Second, the SoM is the teaching/preaching part of this unit. Chp 8–9 are the healing part. So, if you would know what Jesus teaches and preaches, the place to find it is the SoM.
Third, this means that the SoM is a summary of Jesus’ teaching and preaching. Which means, the SoM is where one goes to hear what Jesus taught and what he preached if one wants to make up her or his mind about following Jesus.
Fourth, the conclusion to the SoM make this abundantly clear. Here is a consummate evangelistic invitation. “Now that you’ve heard what I believe in and what I am summoning you to be and do,” I hear Jesus saying, “let me summons you to follow along.” The whole SoM comes down to being Foolish or Wise. The foolish person hears the words of Jesus and fails to practice them; the wise person hears the words of Jesus and practices them.

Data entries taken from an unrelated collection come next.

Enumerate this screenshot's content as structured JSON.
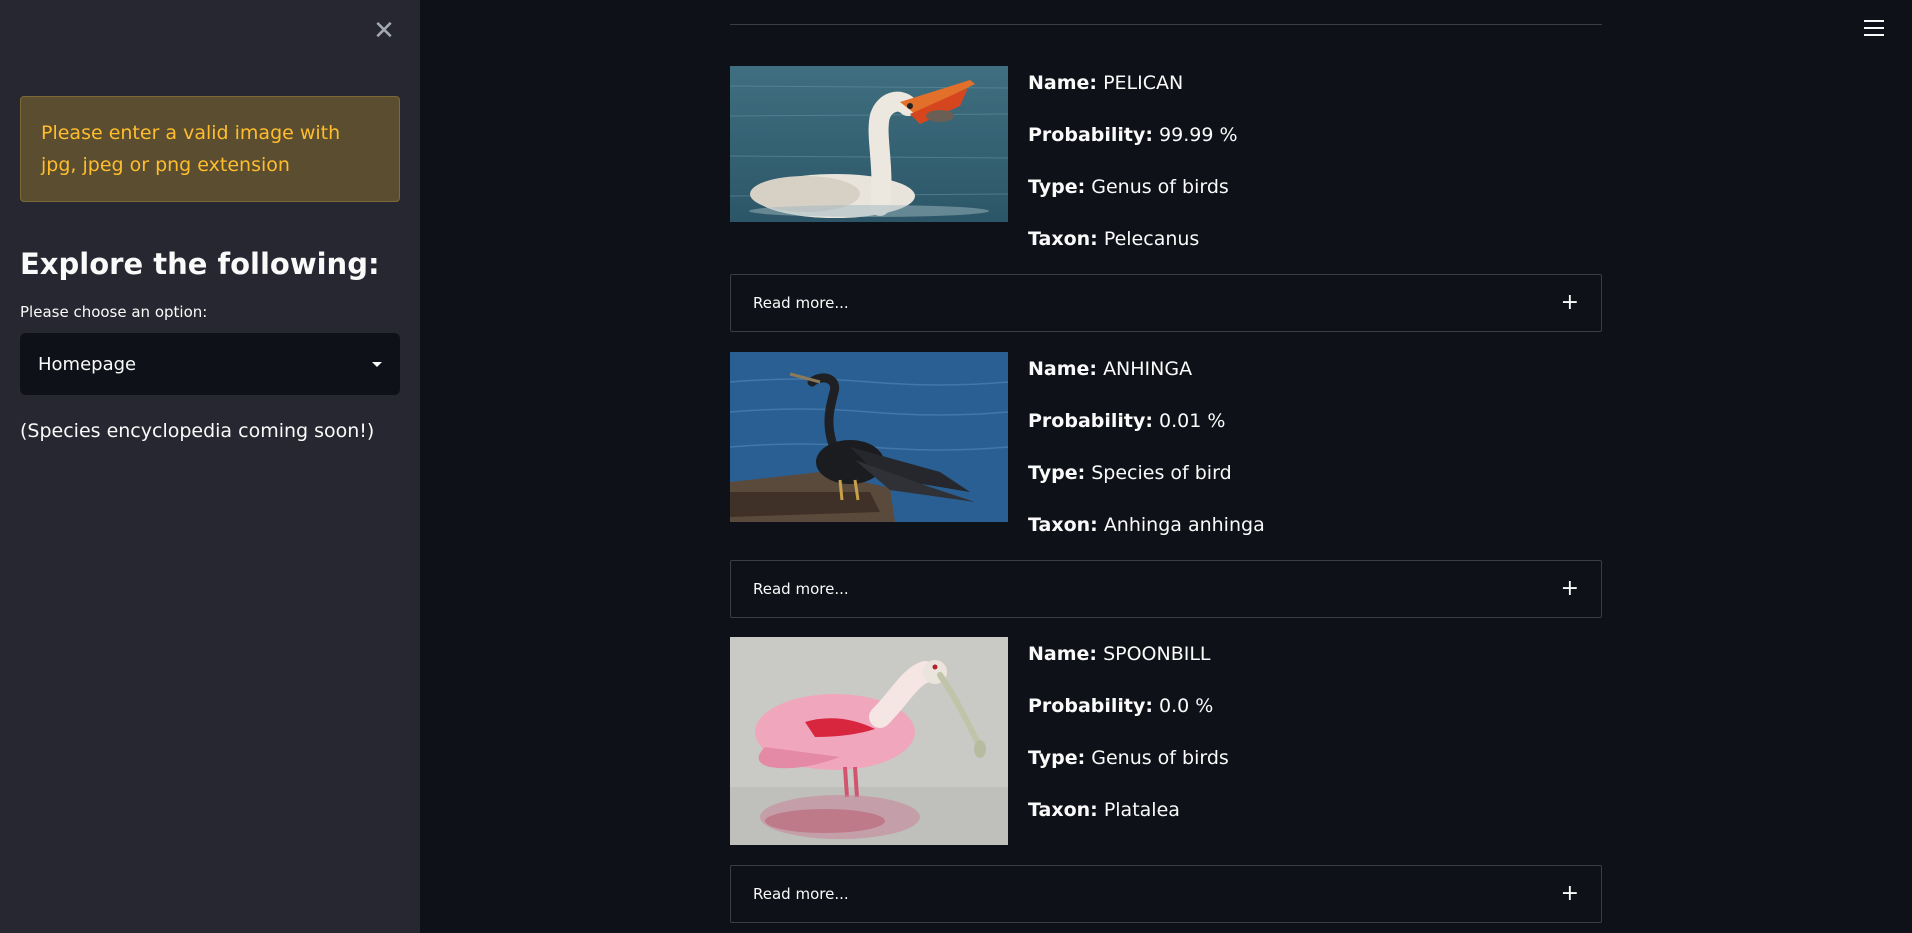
{
  "sidebar": {
    "close_icon": "close-icon",
    "warning_text": "Please enter a valid image with jpg, jpeg or png extension",
    "heading": "Explore the following:",
    "select_label": "Please choose an option:",
    "select_value": "Homepage",
    "coming_soon": "(Species encyclopedia coming soon!)"
  },
  "menu_icon": "hamburger-menu-icon",
  "labels": {
    "name": "Name:",
    "probability": "Probability:",
    "type": "Type:",
    "taxon": "Taxon:"
  },
  "results": [
    {
      "name": "PELICAN",
      "probability": "99.99 %",
      "type": "Genus of birds",
      "taxon": "Pelecanus",
      "read_more": "Read more...",
      "expand_symbol": "+"
    },
    {
      "name": "ANHINGA",
      "probability": "0.01 %",
      "type": "Species of bird",
      "taxon": "Anhinga anhinga",
      "read_more": "Read more...",
      "expand_symbol": "+"
    },
    {
      "name": "SPOONBILL",
      "probability": "0.0 %",
      "type": "Genus of birds",
      "taxon": "Platalea",
      "read_more": "Read more...",
      "expand_symbol": "+"
    }
  ],
  "colors": {
    "sidebar_bg": "#262730",
    "main_bg": "#0e1117",
    "warning_bg": "#5b4e30",
    "warning_text": "#ffbd2e"
  }
}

The SoM is more than the ethics that follow conversion: the SoM is the summons of Jesus himself for those who want to follow him. This is not second-layer stuff but entry stuff; this is not a lesson in ethics but a radical summons to surrender. Indeed, it is ethics and discipleship, but that is because one cannot have conversion or following Jesus without ethics and discipleship.
If you are interesting in reading through the SoM with me, I suggest Dale Allison’s little exposition: The Sermon on the Mount.